Quizá sea este uno de los pasajes más bellos de la extraordinaria y misteriosa obra de Cervantes. En él vemos a Alonso Quijano, ese extraño soñador poseído por una especie de divina locura, reconocer y dar derecho a un caballo, convirtiéndolo en su compañero de vida y aventuras. Rocinante no será un objeto, sino un ser sensible que tendrá identidad como tal.

Hagamos una breve reflexión: en este planeta que llamamos Tierra cohabitan millones de formas de vida y las clasificamos en cuatro grupos:

  • Minerales. Tienen forma y materia. Son casi inertes.

· Vegetales. Tienen forma y materia, pero nacen, crecen, se reproducen y mueren. Pueden hacerlo hacia el cielo o hacia la tierra. Su crecimiento es vertical. Decimos que tienen energía vital.

· Animales. Tienen forma y materia, nacen, crecen, se reproducen y mueren, es decir, tienen energía vital, pero además pueden desplazarse sobre la superficie y poseen instintos, sensaciones y emociones, y a estos aspectos los denominamos psique.

· Humanos. Además de los indicadores de las otras formas de vida, es decir, forma y materia, energía vital y psique, tienen mente, lo que a todo lo anterior le añade capacidad de decisión, razonamiento, lógica y responsabilidad. Caminan libremente, de forma vertical, apoyados solamente en sus pies de forma permanente.

Si el planeta es la casa de todos ellos, ¿cómo debería ser la convivencia y organización de vida entre esos cuatro mundos, manifestación, todos ellos, del gran Espíritu Universal?

Dejemos que la lógica y el sentido común de nuestros lectores respondan a esa pregunta.

Lo cierto es que hay una interacción permanente que nos demuestra que todos estamos vinculados, y la vida de todos depende de todos bajo las leyes de la naturaleza, a la que consideramos la madre de toda manifestación.

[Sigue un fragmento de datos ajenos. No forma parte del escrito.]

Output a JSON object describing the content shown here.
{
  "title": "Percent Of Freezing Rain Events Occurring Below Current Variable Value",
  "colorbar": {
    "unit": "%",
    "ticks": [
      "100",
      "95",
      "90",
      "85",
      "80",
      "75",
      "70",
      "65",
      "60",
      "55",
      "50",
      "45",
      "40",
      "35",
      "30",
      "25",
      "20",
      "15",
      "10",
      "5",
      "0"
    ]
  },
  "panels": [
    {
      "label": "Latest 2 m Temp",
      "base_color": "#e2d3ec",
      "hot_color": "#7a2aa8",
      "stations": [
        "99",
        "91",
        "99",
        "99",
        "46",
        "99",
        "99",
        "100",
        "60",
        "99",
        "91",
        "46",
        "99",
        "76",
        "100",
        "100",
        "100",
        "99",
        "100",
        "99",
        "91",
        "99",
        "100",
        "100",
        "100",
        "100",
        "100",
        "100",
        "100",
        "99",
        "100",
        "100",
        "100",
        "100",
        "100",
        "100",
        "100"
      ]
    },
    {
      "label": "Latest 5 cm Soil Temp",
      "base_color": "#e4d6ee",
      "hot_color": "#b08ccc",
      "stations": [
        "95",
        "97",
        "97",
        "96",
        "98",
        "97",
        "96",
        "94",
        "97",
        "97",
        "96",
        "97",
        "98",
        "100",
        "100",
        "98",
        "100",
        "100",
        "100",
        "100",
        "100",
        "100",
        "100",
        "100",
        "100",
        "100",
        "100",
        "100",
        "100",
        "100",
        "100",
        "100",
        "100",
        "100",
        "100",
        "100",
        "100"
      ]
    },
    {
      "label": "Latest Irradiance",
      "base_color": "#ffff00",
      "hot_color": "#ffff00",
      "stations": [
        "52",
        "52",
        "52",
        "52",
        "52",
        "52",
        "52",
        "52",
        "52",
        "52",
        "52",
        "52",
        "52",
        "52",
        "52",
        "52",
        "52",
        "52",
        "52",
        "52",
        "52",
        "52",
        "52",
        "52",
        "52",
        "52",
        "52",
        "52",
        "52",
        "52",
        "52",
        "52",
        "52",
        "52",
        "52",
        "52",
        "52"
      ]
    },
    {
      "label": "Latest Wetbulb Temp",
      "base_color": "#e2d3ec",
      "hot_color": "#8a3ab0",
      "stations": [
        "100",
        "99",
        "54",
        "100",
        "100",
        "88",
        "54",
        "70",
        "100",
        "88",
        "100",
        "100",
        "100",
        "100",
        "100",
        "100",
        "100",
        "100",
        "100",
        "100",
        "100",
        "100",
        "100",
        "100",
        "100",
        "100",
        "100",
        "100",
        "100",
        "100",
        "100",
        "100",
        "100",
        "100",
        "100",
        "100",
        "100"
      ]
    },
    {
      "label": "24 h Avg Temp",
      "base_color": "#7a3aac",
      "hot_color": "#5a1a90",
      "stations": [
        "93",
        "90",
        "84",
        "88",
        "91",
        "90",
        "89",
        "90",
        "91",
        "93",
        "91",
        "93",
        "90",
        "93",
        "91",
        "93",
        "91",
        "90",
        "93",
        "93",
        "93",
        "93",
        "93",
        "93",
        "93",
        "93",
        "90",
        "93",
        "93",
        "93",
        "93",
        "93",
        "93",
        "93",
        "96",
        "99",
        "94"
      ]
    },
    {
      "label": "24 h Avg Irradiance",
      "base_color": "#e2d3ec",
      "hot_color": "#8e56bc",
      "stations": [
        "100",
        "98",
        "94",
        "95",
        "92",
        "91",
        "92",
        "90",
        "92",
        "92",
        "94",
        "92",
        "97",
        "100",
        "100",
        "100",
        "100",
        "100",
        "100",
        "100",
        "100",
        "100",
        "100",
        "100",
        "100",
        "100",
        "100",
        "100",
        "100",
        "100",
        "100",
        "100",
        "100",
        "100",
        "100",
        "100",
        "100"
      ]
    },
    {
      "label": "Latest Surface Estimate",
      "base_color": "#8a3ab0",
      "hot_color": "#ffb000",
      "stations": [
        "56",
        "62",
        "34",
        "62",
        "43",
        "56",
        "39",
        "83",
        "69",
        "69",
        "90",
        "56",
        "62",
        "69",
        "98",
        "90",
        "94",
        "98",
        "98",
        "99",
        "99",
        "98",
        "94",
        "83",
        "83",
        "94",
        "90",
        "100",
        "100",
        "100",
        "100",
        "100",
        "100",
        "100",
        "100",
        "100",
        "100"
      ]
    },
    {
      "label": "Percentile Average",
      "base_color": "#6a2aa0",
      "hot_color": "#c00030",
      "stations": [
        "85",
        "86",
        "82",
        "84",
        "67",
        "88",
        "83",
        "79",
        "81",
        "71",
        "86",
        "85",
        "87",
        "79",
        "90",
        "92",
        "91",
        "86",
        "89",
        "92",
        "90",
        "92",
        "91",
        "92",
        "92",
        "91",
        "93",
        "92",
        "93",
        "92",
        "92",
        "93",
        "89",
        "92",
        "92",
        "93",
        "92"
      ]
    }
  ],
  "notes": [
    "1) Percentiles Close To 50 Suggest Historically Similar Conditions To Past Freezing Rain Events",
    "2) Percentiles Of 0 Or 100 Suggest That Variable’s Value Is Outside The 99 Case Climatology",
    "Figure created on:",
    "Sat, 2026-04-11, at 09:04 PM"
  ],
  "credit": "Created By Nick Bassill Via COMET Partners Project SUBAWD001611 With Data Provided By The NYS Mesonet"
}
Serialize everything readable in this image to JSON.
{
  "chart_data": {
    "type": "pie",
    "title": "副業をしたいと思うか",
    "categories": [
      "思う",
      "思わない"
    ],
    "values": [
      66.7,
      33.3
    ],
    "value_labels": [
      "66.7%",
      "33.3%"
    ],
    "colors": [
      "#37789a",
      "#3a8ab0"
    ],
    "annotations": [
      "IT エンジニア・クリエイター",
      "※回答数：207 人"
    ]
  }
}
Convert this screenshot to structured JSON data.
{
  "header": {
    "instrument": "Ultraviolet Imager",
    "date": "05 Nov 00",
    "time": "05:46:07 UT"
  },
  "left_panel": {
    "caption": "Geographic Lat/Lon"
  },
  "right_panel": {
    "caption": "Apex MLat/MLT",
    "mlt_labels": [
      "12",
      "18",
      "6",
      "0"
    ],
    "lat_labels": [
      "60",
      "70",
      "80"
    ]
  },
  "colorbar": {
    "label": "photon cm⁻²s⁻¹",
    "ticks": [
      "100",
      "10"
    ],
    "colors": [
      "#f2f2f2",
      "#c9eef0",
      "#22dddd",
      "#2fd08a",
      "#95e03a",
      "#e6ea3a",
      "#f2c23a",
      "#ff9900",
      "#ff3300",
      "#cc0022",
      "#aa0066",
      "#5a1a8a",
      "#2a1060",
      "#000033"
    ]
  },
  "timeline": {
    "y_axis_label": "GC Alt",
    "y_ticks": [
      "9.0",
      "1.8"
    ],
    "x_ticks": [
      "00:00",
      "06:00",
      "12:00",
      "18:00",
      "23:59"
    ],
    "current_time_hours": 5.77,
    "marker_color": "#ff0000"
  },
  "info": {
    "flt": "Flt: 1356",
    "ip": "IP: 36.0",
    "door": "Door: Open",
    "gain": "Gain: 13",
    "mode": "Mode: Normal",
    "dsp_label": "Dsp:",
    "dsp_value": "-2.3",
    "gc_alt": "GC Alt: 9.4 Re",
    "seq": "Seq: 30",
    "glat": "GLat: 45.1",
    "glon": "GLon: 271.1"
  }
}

Pero nuestro artículo va dirigido a reflexionar sobre una interacción muy especial, la de animales y humanos.

En la Declaración Universal de Derechos de los Animales, art. 3 y que la ONU aprobó en octubre de 1978, se dice: «Ningún animal será sometido a malos tratos ni actos de crueldad. Si es necesaria la muerte de un animal, esta debe ser instantánea, indolora y no generadora de angustia». El concepto de maltrato animal abarca, pues, todas aquellas acciones de violencia infligidas por el hombre a otros animales con ensañamiento y «de manera injustificada».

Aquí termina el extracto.